Do you support increased funding and/or fees to help support the Department of Environmental Conservation’s waste management program, helping ensure the state has the infrastructure and enforcement capacity needed to successfully implement mandatory recycling and composting?
Yes, but I think outreach and education should be stepped up first. Also, shifting the focus to manufacturers and asking them to consider the waste impacts of their products could allow us to move towards a cradle-to-cradle lifecycle for materials.
The Bottle Bill achieves the highest recycling rate of any program in the state, lowers litter rates, supports local charities, and employs hundreds of Vermonters. Will you support expanding the program to include other types of beverage containers, such as juices, sports drinks, and water bottles?
Yes, and I believe there is widespread support among Vermonters for such an expansion.
Seven out of ten states with Bottle Bills collect all or some of the “unclaimed deposits” consumers pay but fail to redeem. Do you support authorizing the State of Vermont to start collecting that money – estimated at $1-3 million per year – and using it to support recycling and other state programs, rather than allowing the beverage distributors to continue collecting it?

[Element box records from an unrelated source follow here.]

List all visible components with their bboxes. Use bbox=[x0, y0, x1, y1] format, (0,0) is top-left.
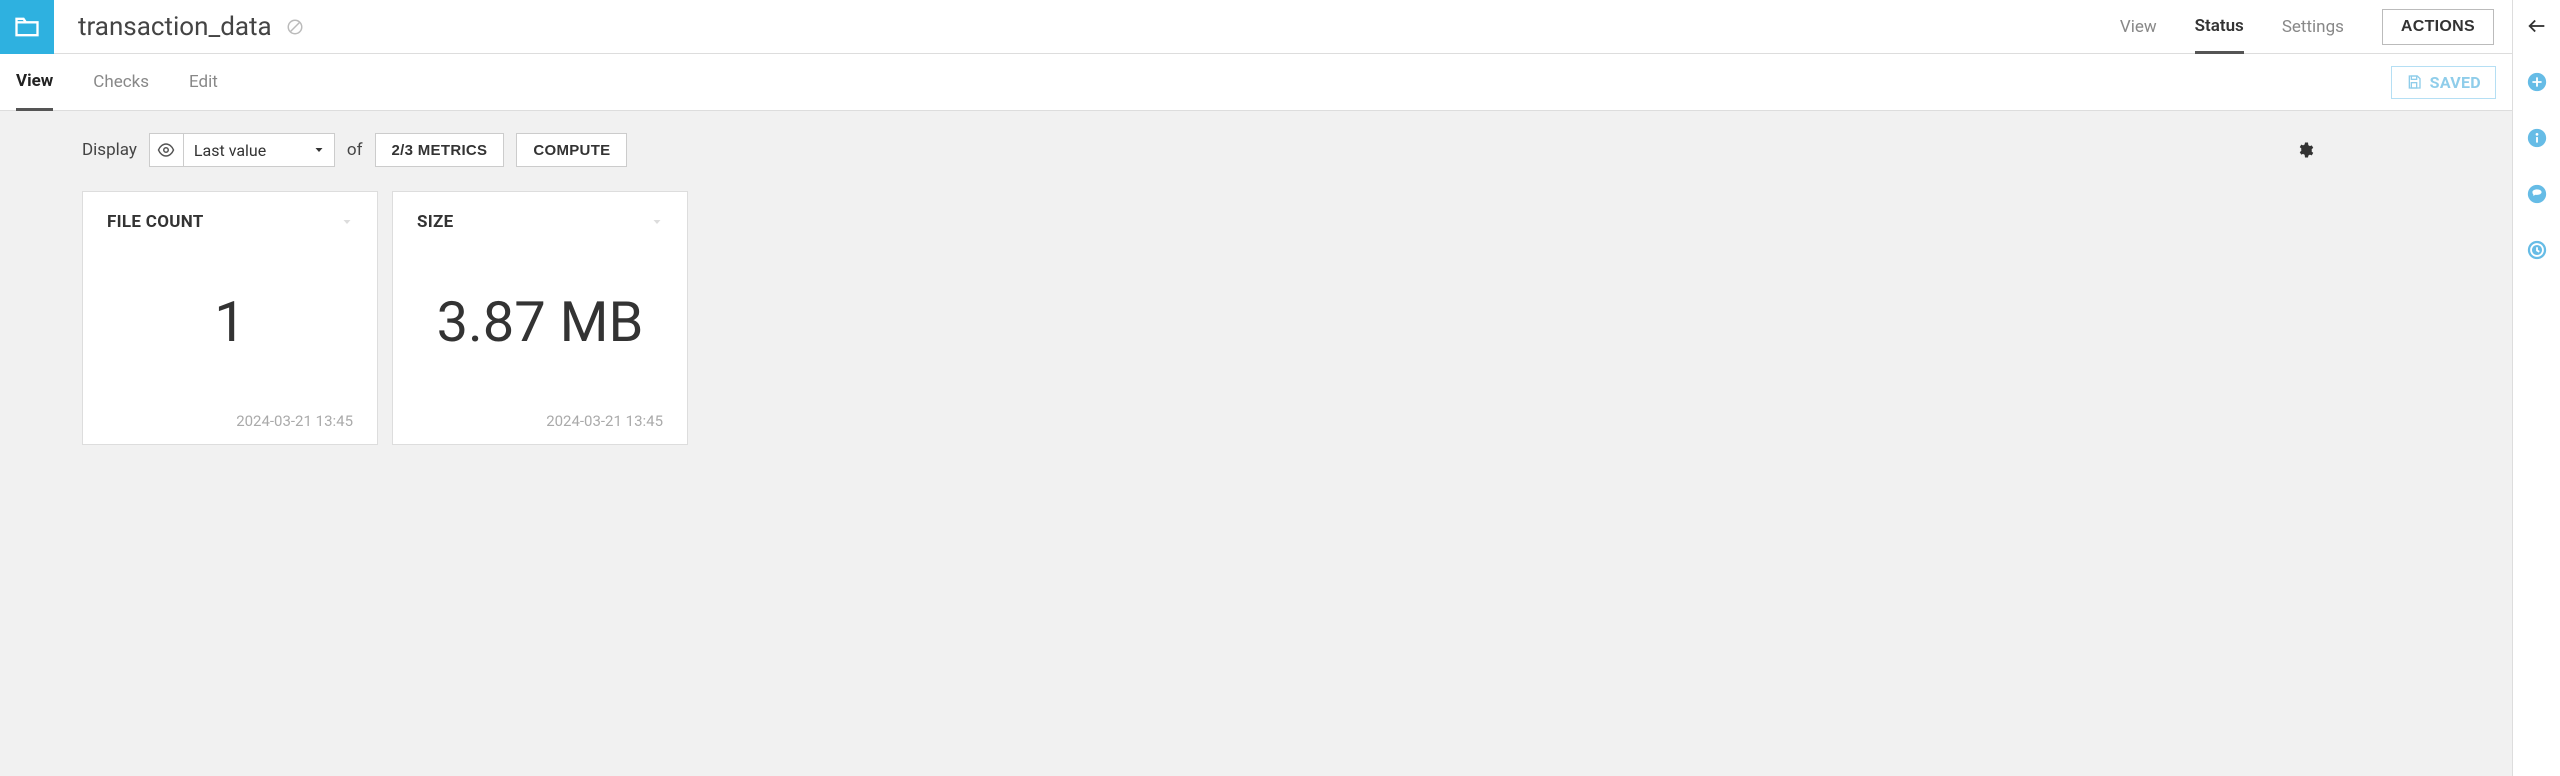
actions-button[interactable]: ACTIONS bbox=[2382, 9, 2494, 45]
sub-tab-view[interactable]: View bbox=[16, 55, 53, 111]
gear-icon[interactable] bbox=[2296, 141, 2314, 159]
info-circle-icon[interactable] bbox=[2525, 126, 2549, 150]
top-nav-status[interactable]: Status bbox=[2195, 1, 2244, 54]
card-timestamp: 2024-03-21 13:45 bbox=[417, 412, 663, 430]
display-label: Display bbox=[82, 140, 137, 160]
card-value: 3.87 MB bbox=[417, 232, 663, 412]
of-label: of bbox=[347, 140, 363, 160]
plus-circle-icon[interactable] bbox=[2525, 70, 2549, 94]
sub-tab-checks[interactable]: Checks bbox=[93, 54, 149, 110]
page-title: transaction_data bbox=[78, 12, 272, 42]
right-rail bbox=[2512, 0, 2560, 776]
card-size: SIZE 3.87 MB 2024-03-21 13:45 bbox=[392, 191, 688, 445]
saved-label: SAVED bbox=[2430, 73, 2481, 92]
card-timestamp: 2024-03-21 13:45 bbox=[107, 412, 353, 430]
card-title: FILE COUNT bbox=[107, 212, 204, 232]
save-icon bbox=[2406, 74, 2422, 90]
folder-icon[interactable] bbox=[0, 0, 54, 54]
refresh-disabled-icon bbox=[286, 18, 304, 36]
top-nav-settings[interactable]: Settings bbox=[2282, 0, 2344, 53]
card-value: 1 bbox=[107, 232, 353, 412]
sub-header: View Checks Edit SAVED bbox=[0, 54, 2512, 111]
chevron-down-icon[interactable] bbox=[651, 216, 663, 228]
display-toolbar: Display Last value of 2/3 METRICS COMPUT… bbox=[82, 133, 2484, 167]
chevron-down-icon bbox=[304, 144, 334, 156]
sub-tabs: View Checks Edit bbox=[0, 54, 218, 110]
card-title: SIZE bbox=[417, 212, 454, 232]
clock-circle-icon[interactable] bbox=[2525, 238, 2549, 262]
top-nav: View Status Settings ACTIONS bbox=[2120, 0, 2512, 53]
top-header: transaction_data View Status Settings AC… bbox=[0, 0, 2512, 54]
card-file-count: FILE COUNT 1 2024-03-21 13:45 bbox=[82, 191, 378, 445]
compute-button[interactable]: COMPUTE bbox=[516, 133, 627, 167]
back-arrow-icon[interactable] bbox=[2525, 14, 2549, 38]
display-select[interactable]: Last value bbox=[149, 133, 335, 167]
saved-button: SAVED bbox=[2391, 66, 2496, 99]
display-select-value: Last value bbox=[184, 141, 304, 160]
metric-cards: FILE COUNT 1 2024-03-21 13:45 SIZE 3.87 … bbox=[82, 191, 2484, 445]
eye-icon bbox=[150, 134, 184, 166]
chevron-down-icon[interactable] bbox=[341, 216, 353, 228]
sub-tab-edit[interactable]: Edit bbox=[189, 54, 218, 110]
metrics-button[interactable]: 2/3 METRICS bbox=[375, 133, 505, 167]
top-nav-view[interactable]: View bbox=[2120, 0, 2157, 53]
chat-circle-icon[interactable] bbox=[2525, 182, 2549, 206]
content-area: Display Last value of 2/3 METRICS COMPUT… bbox=[0, 111, 2512, 776]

5. Toxic Consumer Products
The legislature just established a new toxic chemical program at the Department of Health, which creates a list of chemicals of high concern to children’s health, and requires manufacturers to report if they’re using those chemicals in children’s products sold in Vermont. The program also authorizes the Commissioner of Health to initiate a process that could lead to labeling or restrictions on the use of toxic chemicals in certain children’s products. Would you support expanding the toxic chemical program to cover a broader range of consumer products once the program is proven successful?

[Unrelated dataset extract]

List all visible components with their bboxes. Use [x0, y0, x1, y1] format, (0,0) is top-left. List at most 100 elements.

Yes – the bill that was passed was watered down from where it started, and I believe it should be expanded from where it is now.
6. Forests & Wildlife
Maintaining the long-term viability of Vermont’s forests for wildlife, recreation, carbon sequestration, watershed protection, sustainably managed forest products, and many diverse ecological services is integral to Vermont’s economy and quality of life. Subdivision and parcelization of forestland is increasing, resulting in fragmentation of the landscape, which negatively affects plant and animal species, wildlife habitat, and water quality.
On a scale of 1-10, 10 being the highest, how high of a priority do you feel it is to prevent forest fragmentation?
While I believe this issue is closely related to other bigger issues like climate change, I believe that forest fragmentation should be at priority 8.